In our study, higher CEA was associated with poor OS and PFS. As a membrane protein, CEA was associated with cell–cell adhesion and junction.43 CEA has sialofucosylated glycoforms that act as selectin ligands and aid the metastasis of colon cancer cells.44–47 In a retrospective cohort study that included 1596 gastric cancer patients, CEA was associated with chemokine signaling and immunology regulation, especially T cells and Th cells,48 which have previously been shown to have a role in mediating cancer metastasis process.49–51 Because CEA is involved in tumor metastasis, it may be linked to the prognosis of gastric cancer. In a meta-analysis that included 14,651 patients, increased pretreatment serum CEA levels nearly doubled the risk of mortality in patients with gastric cancer.52 In a study on 615 Chinese patients with advanced gastric cancer, a CEA level of ≥8 ng/mL was associated with higher death risk compared to that of <8 ng/mL, and therefore, CEA has been incorporated into a prognostic scoring model for mortality risk stratification.53 However, because other studies have indicated otherwise,54–58 CEA is not considered an independent predictor for patients with gastric cancer, and curative approach should not be tailored based on CEA level.25 However, the difference in mortality among levels of CEA should be considered by treating physicians, as patients could benefit from more intensive regimens (such as docetaxel-containing triplet regimen).

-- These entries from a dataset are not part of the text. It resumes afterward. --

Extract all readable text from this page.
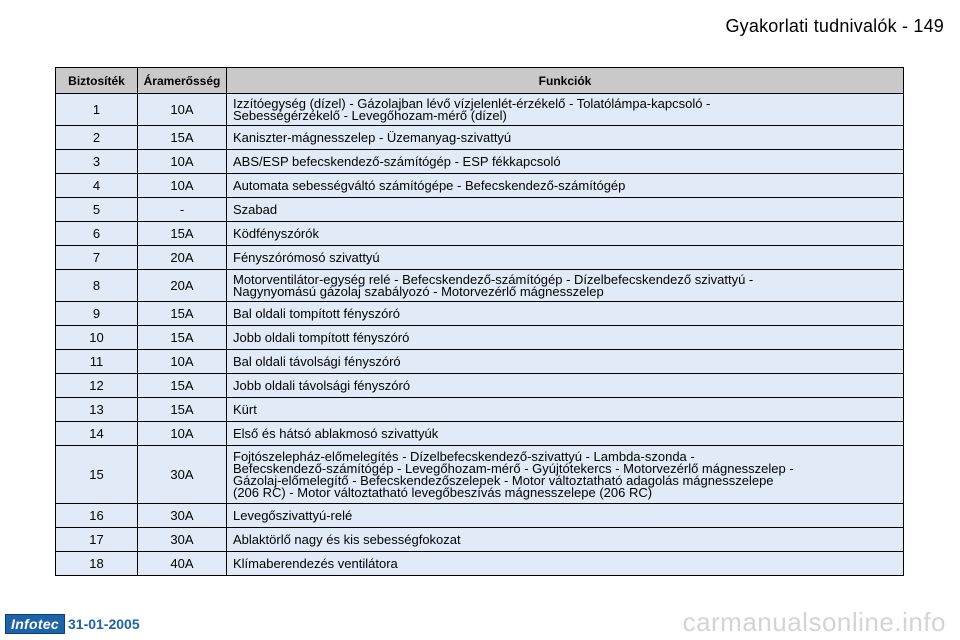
Gyakorlati tudnivalók - 149
Biztosíték	Áramerősség	Funkciók
1	10A	Izzítóegység (dízel) - Gázolajban lévő vízjelenlét-érzékelő - Tolatólámpa-kapcsoló -
Sebességérzékelő - Levegőhozam-mérő (dízel)

2	15A	Kaniszter-mágnesszelep - Üzemanyag-szivattyú

3	10A	ABS/ESP befecskendező-számítógép - ESP fékkapcsoló

4	10A	Automata sebességváltó számítógépe - Befecskendező-számítógép

5	-	Szabad

6	15A	Ködfényszórók

7	20A	Fényszórómosó szivattyú

8	20A	Motorventilátor-egység relé - Befecskendező-számítógép - Dízelbefecskendező szivattyú -
Nagynyomású gázolaj szabályozó - Motorvezérlő mágnesszelep

9	15A	Bal oldali tompított fényszóró

10	15A	Jobb oldali tompított fényszóró

11	10A	Bal oldali távolsági fényszóró

12	15A	Jobb oldali távolsági fényszóró

13	15A	Kürt

14	10A	Első és hátsó ablakmosó szivattyúk

15	30A	Fojtószelepház-előmelegítés - Dízelbefecskendező-szivattyú - Lambda-szonda -
Befecskendező-számítógép - Levegőhozam-mérő - Gyújtótekercs - Motorvezérlő mágnesszelep -
Gázolaj-előmelegítő - Befecskendezőszelepek - Motor változtatható adagolás mágnesszelepe
(206 RC) - Motor változtatható levegőbeszívás mágnesszelepe (206 RC)

16	30A	Levegőszivattyú-relé

17	30A	Ablaktörlő nagy és kis sebességfokozat

18	40A	Klímaberendezés ventilátora
Infotec 31-01-2005	carmanualsonline.info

Our study reported a better safety profile of the TCX regimen. No patient died from treatment-related events. Non-hematologic and hematologic toxicities, albeit frequent, were mild and required neither intervention nor treatment discontinuation. Anemia is a common adverse effect in gastric cancer patients on chemotherapy. In addition to the adverse effect caused by the chemotherapy itself, anemia can also be aggravated by many factors such as gastrointestinal bleeding before admission, malnutrition, and vitamin B12 deficiency.59 Only 27.1% of our patients had severe neutropenia (grade 3–4 AE), and no patient experienced febrile neutropenia. This incidence was much lower than that of a study on CF/DCF regimens (57% in patients treated with CF and 82% in DCF). Also, in this study, the incidence of febrile neutropenia was 29% and 12% in the DCF and CF arms, respectively, and treatment-related infections were the main cause of death in both arms.12 A meta-analysis that included 482 randomized participants in three studies have reported the rate of treatment‐related deaths (6.2%) and treatment discontinuation due to toxicity (17%) in patients treated with taxane‐platinum‐fluoropyrimidine combinations.5 DCX (docetaxel, cisplatin and capecitabine), a modified regimen of DCF, had varied incidence of severe neutropenia and febrile neutropenia across studies (16–62% for severe neutropenia and 4.5–19% for febrile neutropenia).37,38,60 Substituting docetaxel with paclitaxel, as well as the introduction of oral capecitabine as an alternative to intravenous 5-FU, may play a role in alleviating hematological toxicity, as shown in previous studies.16–18,37,38,60

To our knowledge, this is the first prospective cohort study evaluating the efficacy and toxicity of TCX regimen in patients with advanced stage cancer. The relatively small sample size, short follow-up period, and lack of a control group were the main disadvantages of this study. The results of our study need validating by prospective, randomized controlled clinical trials comparing TCX and other chemotherapy regimens in the treatment of advanced gastric cancer with a large number of participants.

Conclusions

The TCX regimen provided good survival and a better safety profile. Clinical trials are needed to confirm its treatment efficacy and safety, especially in comparison with other triplet regimens.